Suppose the mean height of a population is 65 inches with a standard deviation of 1.5 inches. What is the z value for a height (x) of 67 inches?
Z = (score-mean)/SD
Insert values and calculate.
To find the z-value for a given height of 67 inches, we can use the formula:
z = (x - μ) / σ
Where:
- z is the z-score
- x is the given height
- μ is the mean height
- σ is the standard deviation
In this case:
x = 67 inches
μ = 65 inches
σ = 1.5 inches
Substituting these values into the formula, we get:
z = (67 - 65) / 1.5
Simplifying this equation, we have:
z = 2 / 1.5
z = 1.33
Therefore, the z-value for a height of 67 inches is 1.33.

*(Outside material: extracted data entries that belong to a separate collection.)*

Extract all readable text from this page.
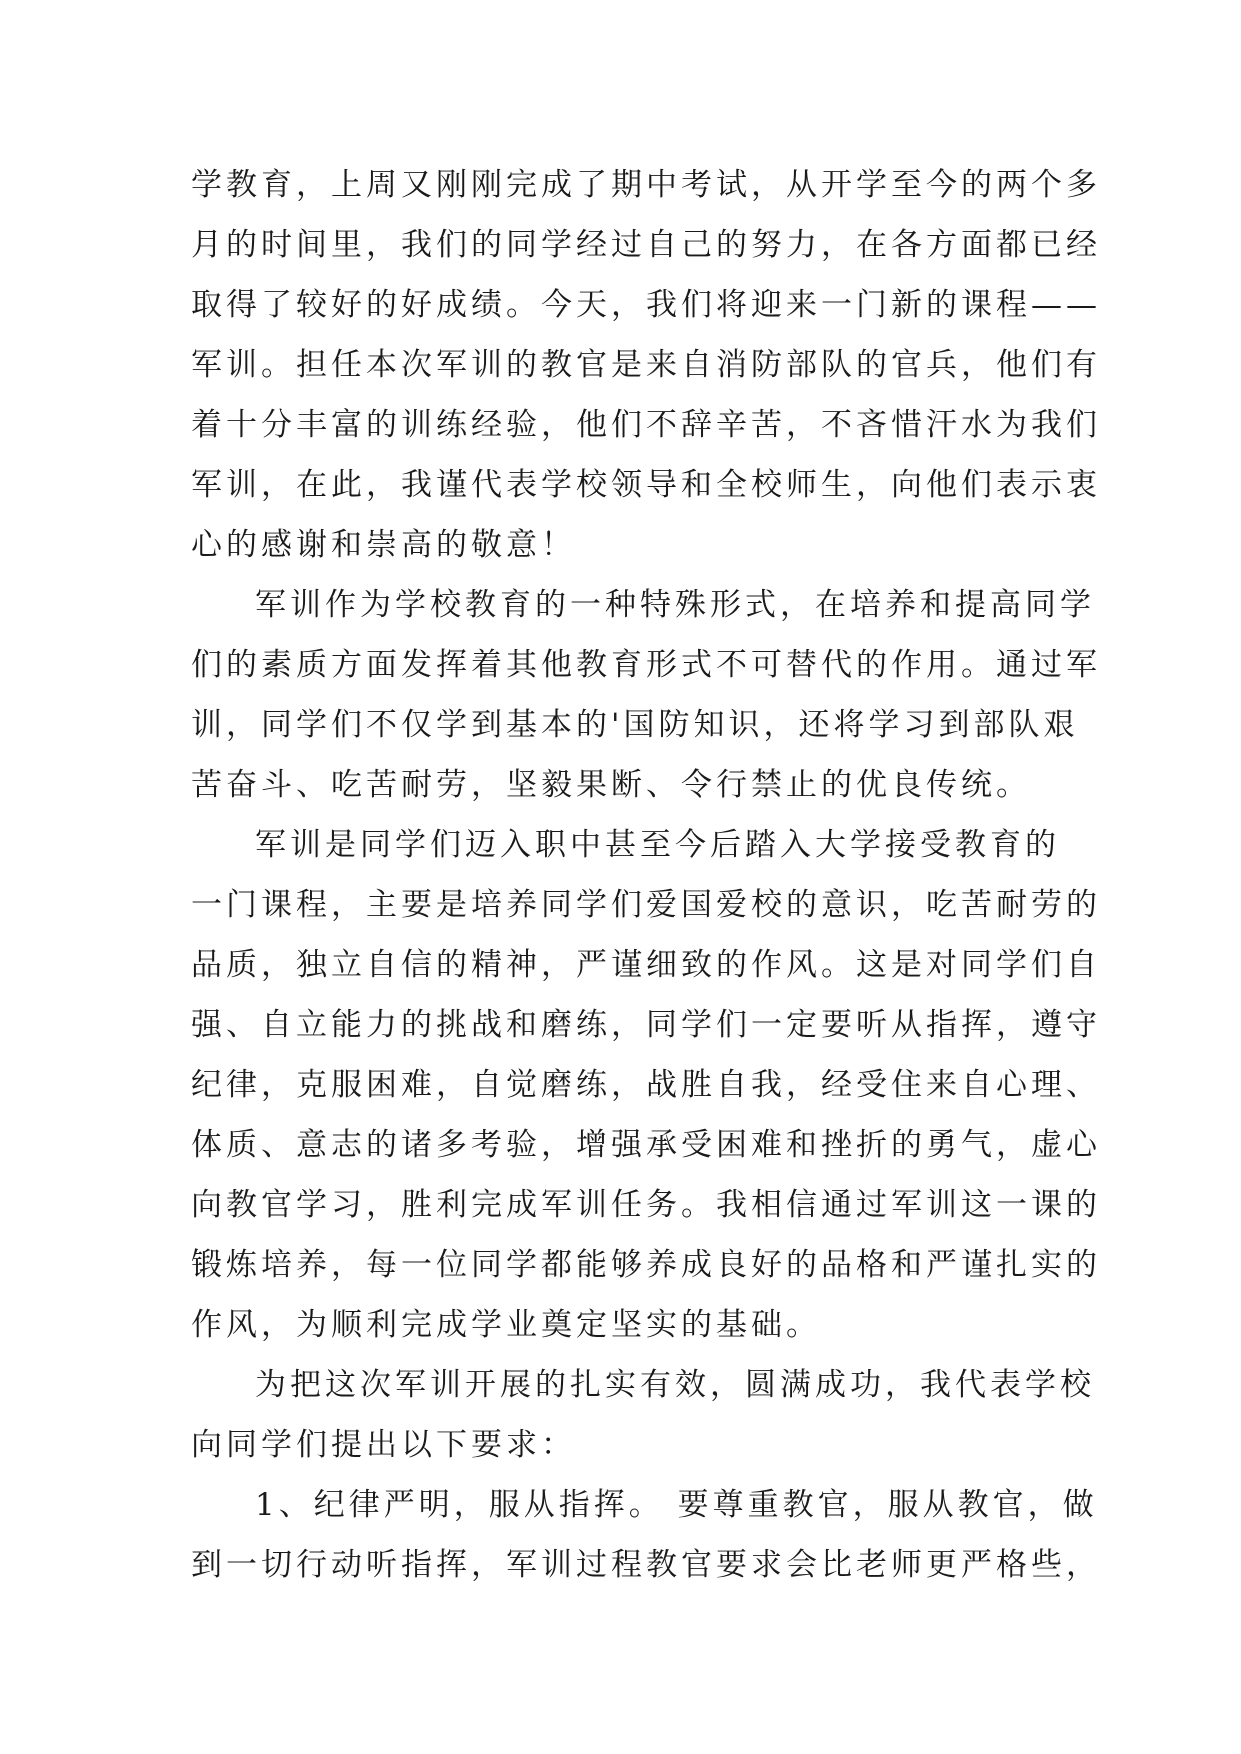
学教育，上周又刚刚完成了期中考试，从开学至今的两个多
月的时间里，我们的同学经过自己的努力，在各方面都已经
取得了较好的好成绩。今天，我们将迎来一门新的课程——
军训。担任本次军训的教官是来自消防部队的官兵，他们有
着十分丰富的训练经验，他们不辞辛苦，不吝惜汗水为我们
军训，在此，我谨代表学校领导和全校师生，向他们表示衷
心的感谢和崇高的敬意！
军训作为学校教育的一种特殊形式，在培养和提高同学
们的素质方面发挥着其他教育形式不可替代的作用。通过军
训，同学们不仅学到基本的'国防知识，还将学习到部队艰
苦奋斗、吃苦耐劳，坚毅果断、令行禁止的优良传统。
军训是同学们迈入职中甚至今后踏入大学接受教育的
一门课程，主要是培养同学们爱国爱校的意识，吃苦耐劳的
品质，独立自信的精神，严谨细致的作风。这是对同学们自
强、自立能力的挑战和磨练，同学们一定要听从指挥，遵守
纪律，克服困难，自觉磨练，战胜自我，经受住来自心理、
体质、意志的诸多考验，增强承受困难和挫折的勇气，虚心
向教官学习，胜利完成军训任务。我相信通过军训这一课的
锻炼培养，每一位同学都能够养成良好的品格和严谨扎实的
作风，为顺利完成学业奠定坚实的基础。
为把这次军训开展的扎实有效，圆满成功，我代表学校
向同学们提出以下要求：
1、纪律严明，服从指挥。 要尊重教官，服从教官，做
到一切行动听指挥，军训过程教官要求会比老师更严格些，
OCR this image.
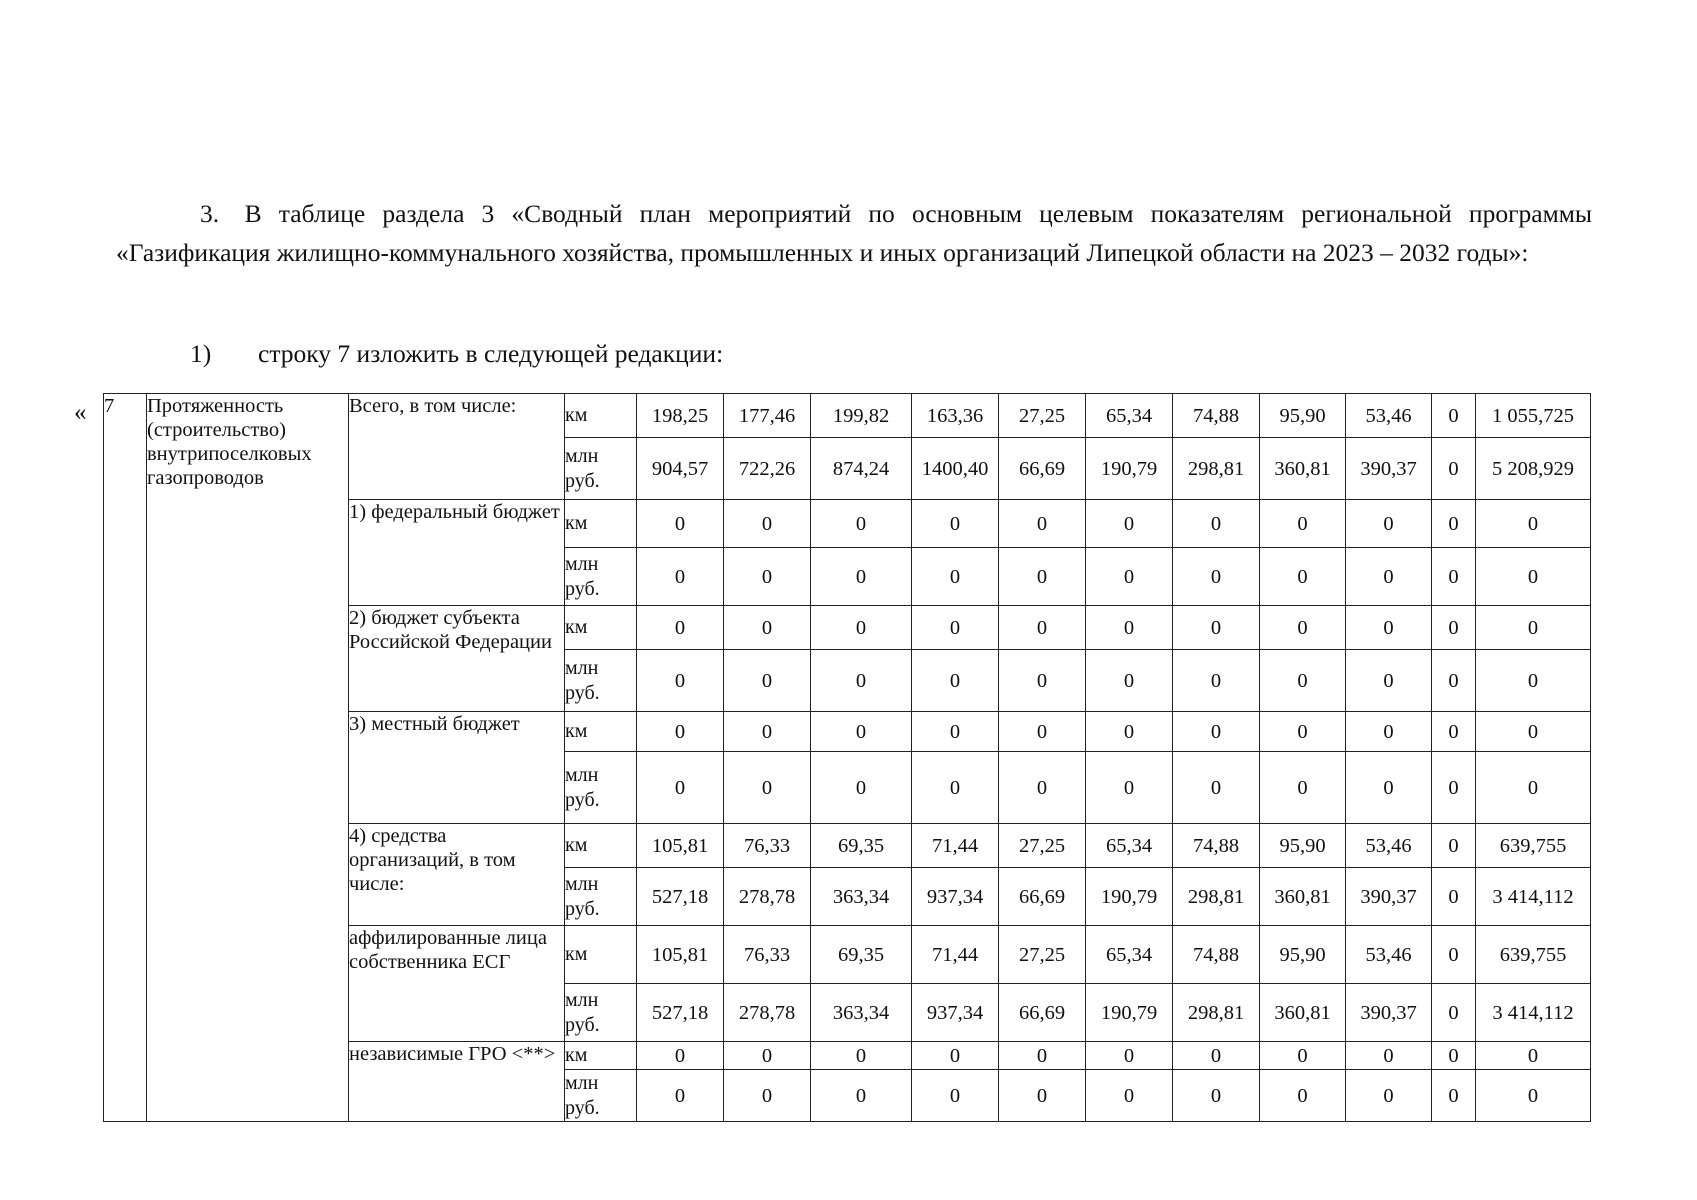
3. В таблице раздела 3 «Сводный план мероприятий по основным целевым показателям региональной программы «Газификация жилищно-коммунального хозяйства, промышленных и иных организаций Липецкой области на 2023 – 2032 годы»:

1) строку 7 изложить в следующей редакции:

« 7	Протяженность (строительство) внутрипоселковых газопроводов	Всего, в том числе:	км	198,25	177,46	199,82	163,36	27,25	65,34	74,88	95,90	53,46	0	1 055,725
			млн руб.	904,57	722,26	874,24	1400,40	66,69	190,79	298,81	360,81	390,37	0	5 208,929
		1) федеральный бюджет	км	0	0	0	0	0	0	0	0	0	0	0
			млн руб.	0	0	0	0	0	0	0	0	0	0	0
		2) бюджет субъекта Российской Федерации	км	0	0	0	0	0	0	0	0	0	0	0
			млн руб.	0	0	0	0	0	0	0	0	0	0	0
		3) местный бюджет	км	0	0	0	0	0	0	0	0	0	0	0
			млн руб.	0	0	0	0	0	0	0	0	0	0	0
		4) средства организаций, в том числе:	км	105,81	76,33	69,35	71,44	27,25	65,34	74,88	95,90	53,46	0	639,755
			млн руб.	527,18	278,78	363,34	937,34	66,69	190,79	298,81	360,81	390,37	0	3 414,112
		аффилированные лица собственника ЕСГ	км	105,81	76,33	69,35	71,44	27,25	65,34	74,88	95,90	53,46	0	639,755
			млн руб.	527,18	278,78	363,34	937,34	66,69	190,79	298,81	360,81	390,37	0	3 414,112
		независимые ГРО <**>	км	0	0	0	0	0	0	0	0	0	0	0
			млн руб.	0	0	0	0	0	0	0	0	0	0	0
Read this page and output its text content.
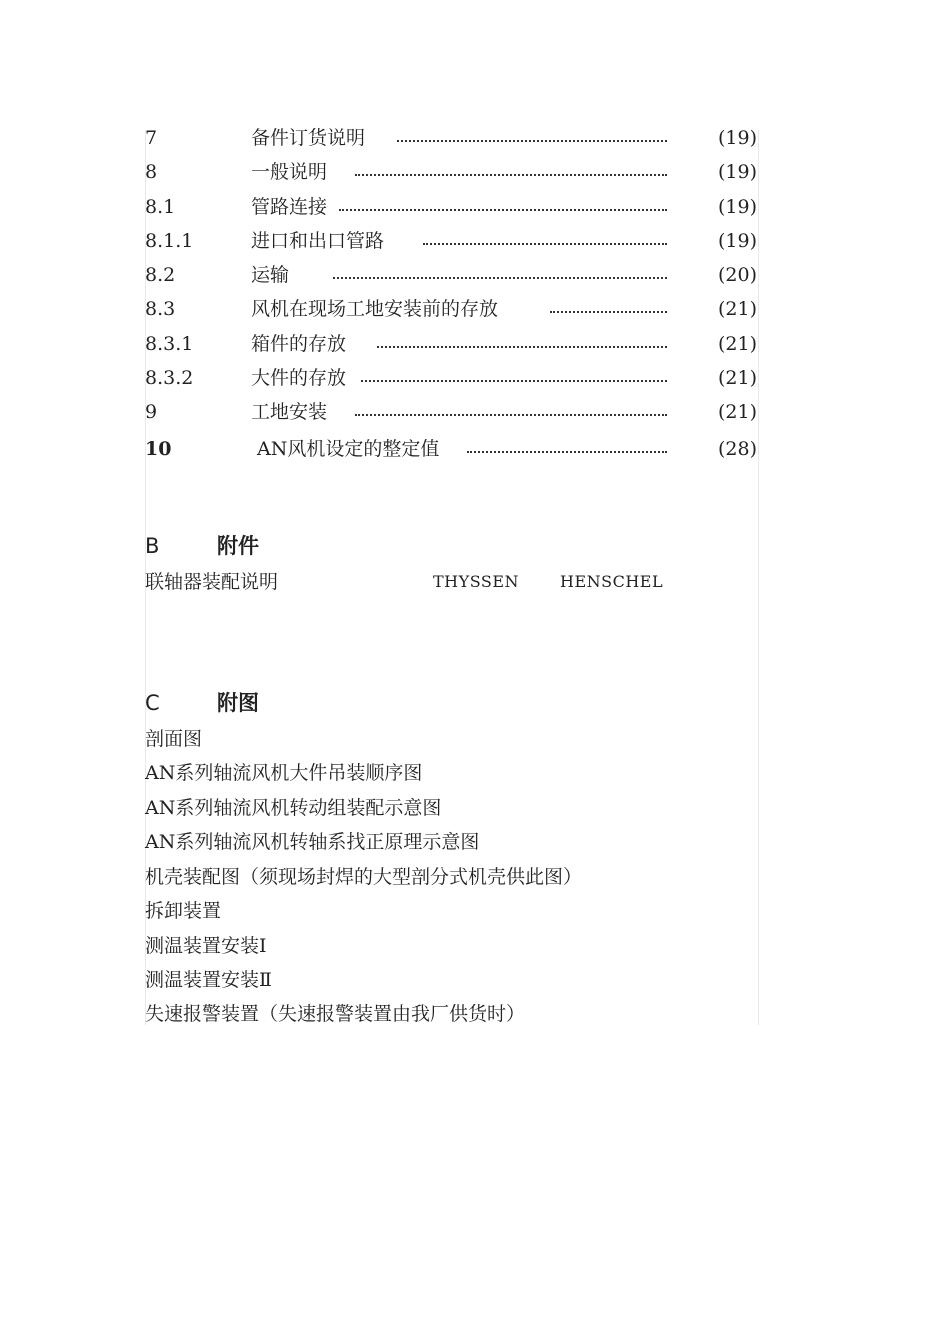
7	备件订货说明	(19)
8	一般说明	(19)
8.1	管路连接	(19)
8.1.1	进口和出口管路	(19)
8.2	运输	(20)
8.3	风机在现场工地安装前的存放	(21)
8.3.1	箱件的存放	(21)
8.3.2	大件的存放	(21)
9	工地安装	(21)
10	AN风机设定的整定值	(28)
B	附件
联轴器装配说明	THYSSEN	HENSCHEL
C	附图
剖面图
AN系列轴流风机大件吊装顺序图
AN系列轴流风机转动组装配示意图
AN系列轴流风机转轴系找正原理示意图
机壳装配图（须现场封焊的大型剖分式机壳供此图）
拆卸装置
测温装置安装Ⅰ
测温装置安装Ⅱ
失速报警装置（失速报警装置由我厂供货时）
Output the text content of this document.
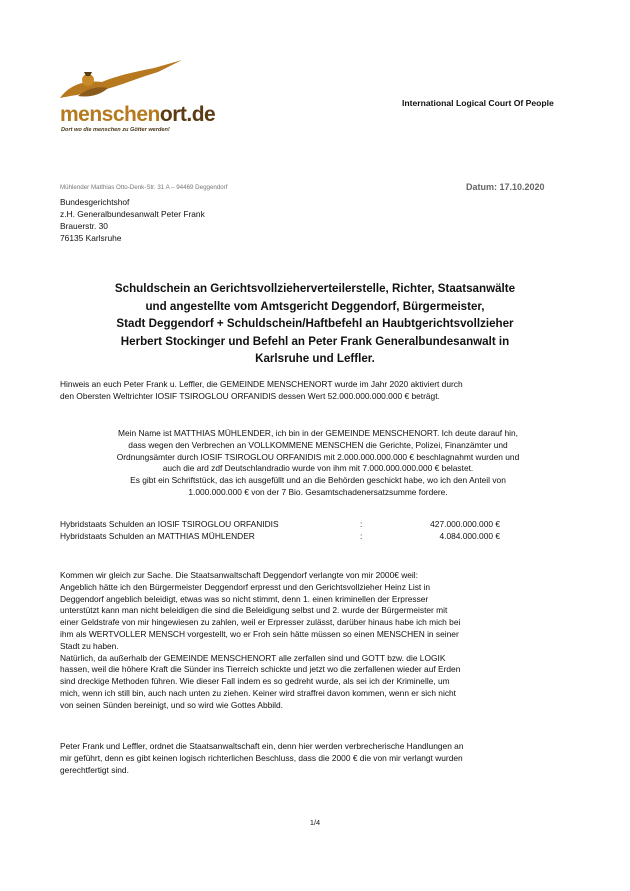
menschenort.de
Dort wo die menschen zu Götter werden!
International Logical Court Of People
Mühlender Matthias Otto-Denk-Str. 31 A – 94469 Deggendorf	Datum: 17.10.2020
Bundesgerichtshof
z.H. Generalbundesanwalt Peter Frank
Brauerstr. 30
76135 Karlsruhe
Schuldschein an Gerichtsvollzieherverteilerstelle, Richter, Staatsanwälte
und angestellte vom Amtsgericht Deggendorf, Bürgermeister,
Stadt Deggendorf + Schuldschein/Haftbefehl an Haubtgerichtsvollzieher
Herbert Stockinger und Befehl an Peter Frank Generalbundesanwalt in
Karlsruhe und Leffler.
Hinweis an euch Peter Frank u. Leffler, die GEMEINDE MENSCHENORT wurde im Jahr 2020 aktiviert durch
den Obersten Weltrichter IOSIF TSIROGLOU ORFANIDIS dessen Wert 52.000.000.000.000 € beträgt.
Mein Name ist MATTHIAS MÜHLENDER, ich bin in der GEMEINDE MENSCHENORT. Ich deute darauf hin,
dass wegen den Verbrechen an VOLLKOMMENE MENSCHEN die Gerichte, Polizei, Finanzämter und
Ordnungsämter durch IOSIF TSIROGLOU ORFANIDIS mit 2.000.000.000.000 € beschlagnahmt wurden und
auch die ard zdf Deutschlandradio wurde von ihm mit 7.000.000.000.000 € belastet.
Es gibt ein Schriftstück, das ich ausgefüllt und an die Behörden geschickt habe, wo ich den Anteil von
1.000.000.000 € von der 7 Bio. Gesamtschadenersatzsumme fordere.
Hybridstaats Schulden an IOSIF TSIROGLOU ORFANIDIS	:	427.000.000.000 €
Hybridstaats Schulden an MATTHIAS MÜHLENDER	:	4.084.000.000 €
Kommen wir gleich zur Sache. Die Staatsanwaltschaft Deggendorf verlangte von mir 2000€ weil:
Angeblich hätte ich den Bürgermeister Deggendorf erpresst und den Gerichtsvollzieher Heinz List in
Deggendorf angeblich beleidigt, etwas was so nicht stimmt, denn 1. einen kriminellen der Erpresser
unterstützt kann man nicht beleidigen die sind die Beleidigung selbst und 2. wurde der Bürgermeister mit
einer Geldstrafe von mir hingewiesen zu zahlen, weil er Erpresser zulässt, darüber hinaus habe ich mich bei
ihm als WERTVOLLER MENSCH vorgestellt, wo er Froh sein hätte müssen so einen MENSCHEN in seiner
Stadt zu haben.
Natürlich, da außerhalb der GEMEINDE MENSCHENORT alle zerfallen sind und GOTT bzw. die LOGIK
hassen, weil die höhere Kraft die Sünder ins Tierreich schickte und jetzt wo die zerfallenen wieder auf Erden
sind dreckige Methoden führen. Wie dieser Fall indem es so gedreht wurde, als sei ich der Kriminelle, um
mich, wenn ich still bin, auch nach unten zu ziehen. Keiner wird straffrei davon kommen, wenn er sich nicht
von seinen Sünden bereinigt, und so wird wie Gottes Abbild.
Peter Frank und Leffler, ordnet die Staatsanwaltschaft ein, denn hier werden verbrecherische Handlungen an
mir geführt, denn es gibt keinen logisch richterlichen Beschluss, dass die 2000 € die von mir verlangt wurden
gerechtfertigt sind.
1/4
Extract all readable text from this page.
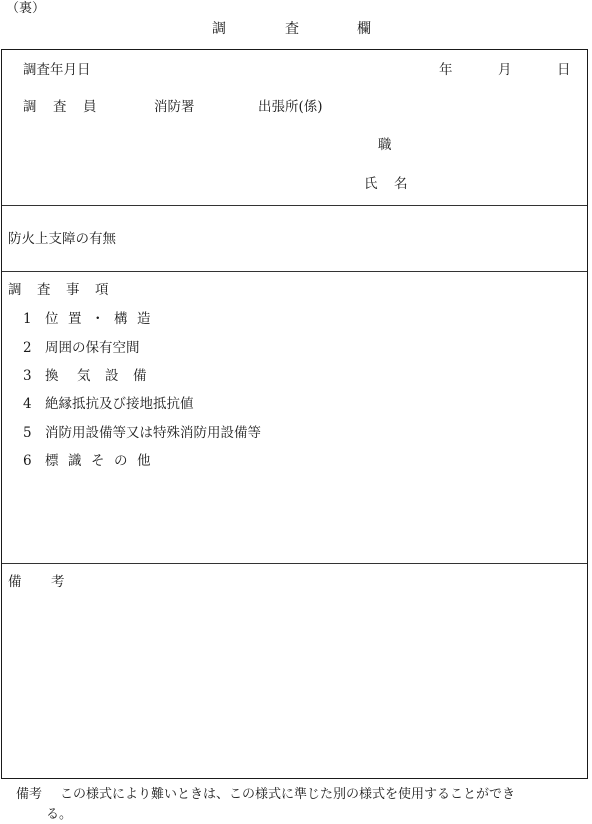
（裏）
調	査	欄
調査年月日	年	月	日
調 査 員	消防署	出張所(係)
職
氏 名
防火上支障の有無
調 査 事 項
1 位 置 ・ 構 造
2 周囲の保有空間
3 換 気 設 備
4 絶縁抵抗及び接地抵抗値
5 消防用設備等又は特殊消防用設備等
6 標 識 そ の 他
備 考
備考 この様式により難いときは、この様式に準じた別の様式を使用することができ
る。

To find the z-value for a given height, we can use the formula:
z = (x - μ) / σ
where:
- z is the z-value
- x is the value we want to convert to a z-score
- μ is the mean of the population
- σ is the standard deviation of the population
In this case, the mean height (μ) is 65 inches, the standard deviation (σ) is 1.5 inches, and we want to find the z-value for a height (x) of 67 inches.
Let's plug these values into the formula:
z = (67 - 65) / 1.5
Simplifying this calculation, we get:
z = 2 / 1.5
z ≈ 1.33
So, the z-value for a height of 67 inches is approximately 1.33.